Tak disangka, Vio mencium punggung tangannya, sebagai tanda takzim.
Jeffry pun terbengong, karena setelah sekian lama ia bisa merasakan lagi kebiasaan yang selalu dilakukan oleh Vio ketika ia hendak pergi bekerja.
Jeffry pun tersenyum-senyum sendiri, jika mengingat kebersamaan yang dilakukan oleh keduanya.
"Kenapa kau tersenyum?

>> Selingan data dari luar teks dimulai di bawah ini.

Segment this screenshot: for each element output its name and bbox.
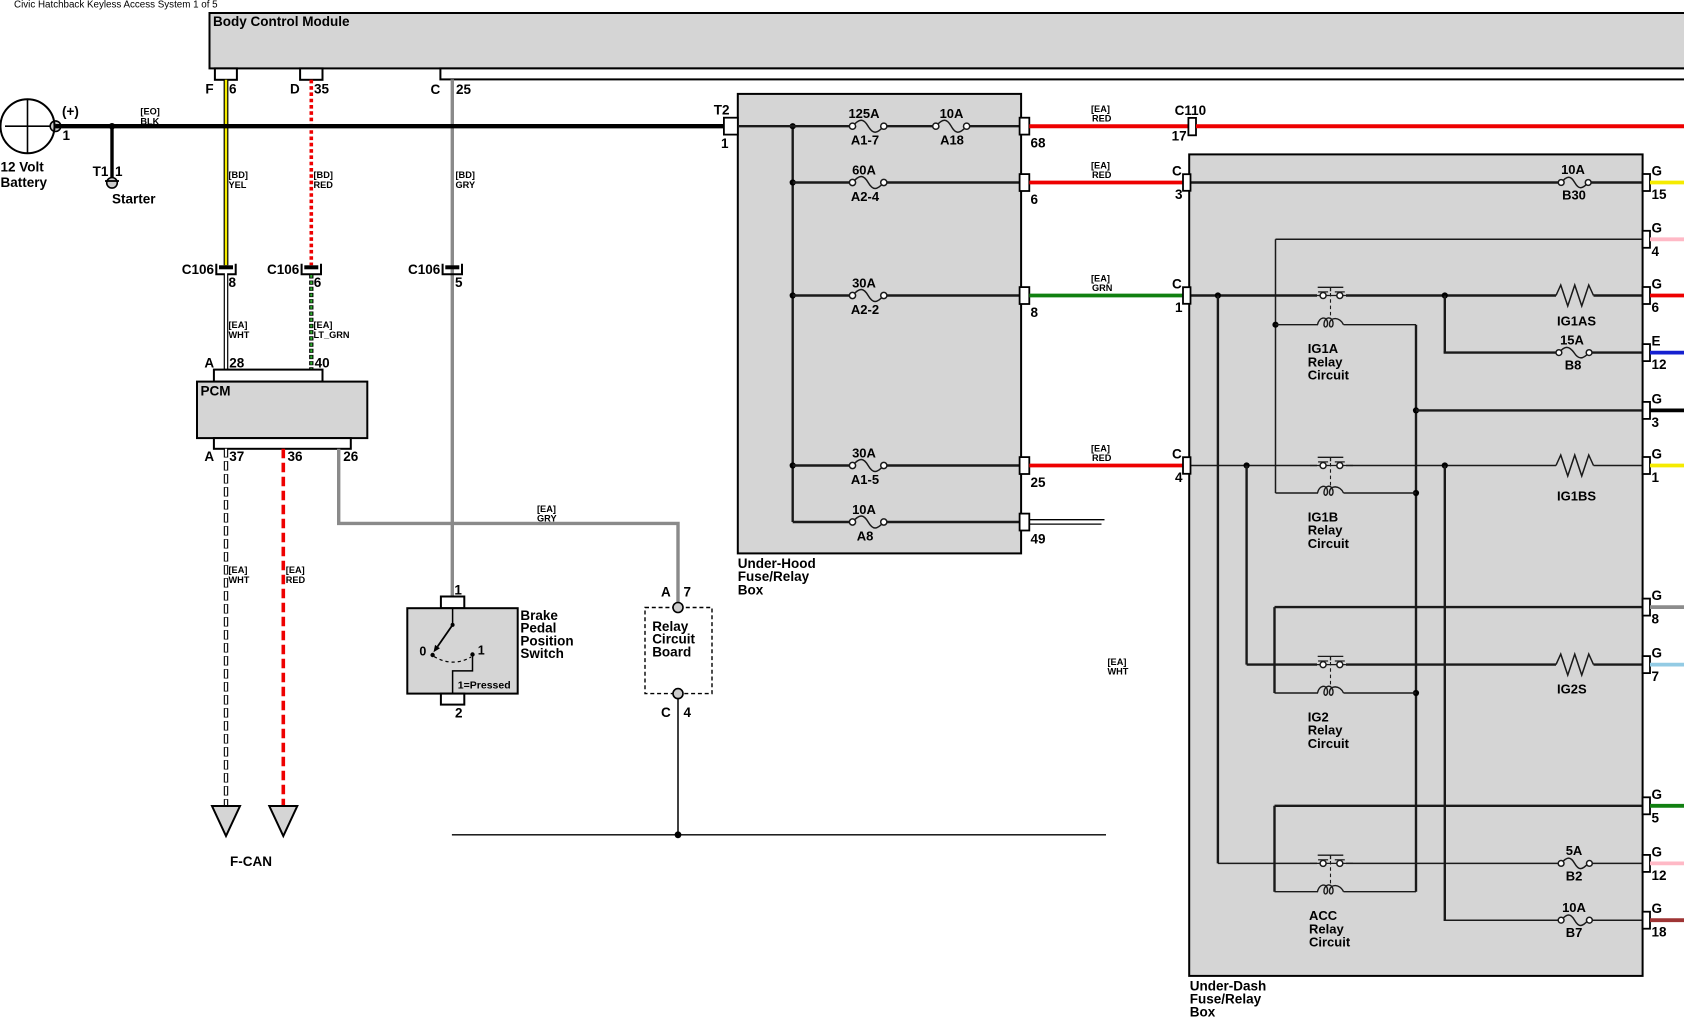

Sudah sana kamu boleh pergi?!" Usir Vio, ketika ia melihat Jeffry yang senyum-senyum sendiri, dan hal itupun berhasil membuat ia malu. Ia yakin Jeffry tengah memikirkan kebersamaan keduanya, jadi sebab itulah ia mengusir suaminya itu, karena ia tidak ingin Jeffry melihat wajahnya yang memerah karena malu.
Perkataan yang diucapkan Vio, berhasil membuat Jeffry sadar dari lamunannya.
"A-ah, yah aku akan pergi. Assalamu'alaikum." Ujar Jeffry dengan gugup.
"Hm, wa'alaikum salam." Jawab Vio.
Jeffry pun masuk kedalam mobil dan mobil pun mulai meninggalkan mansion keluarga Abimanyu. Begitupun dengan Vio, ketika mobil suaminya tidak terlihat lagi, ia pun masuk ke dalam.
***
Hari yang ditunggu-tunggu pun tiba, dimana hari ini adalah hari ulang tahun tuan Abimanyu yang ke 50thn.
Dan disini lah mereka, tepatnya di mansion, keluarga besar Abimanyu berkumpul. Mulai dari keluarga Firman, dan tak ketinggalan keluarga besannya yaitu keluarga Syahputra, yang turut hadir di acara makan malam bersama ini.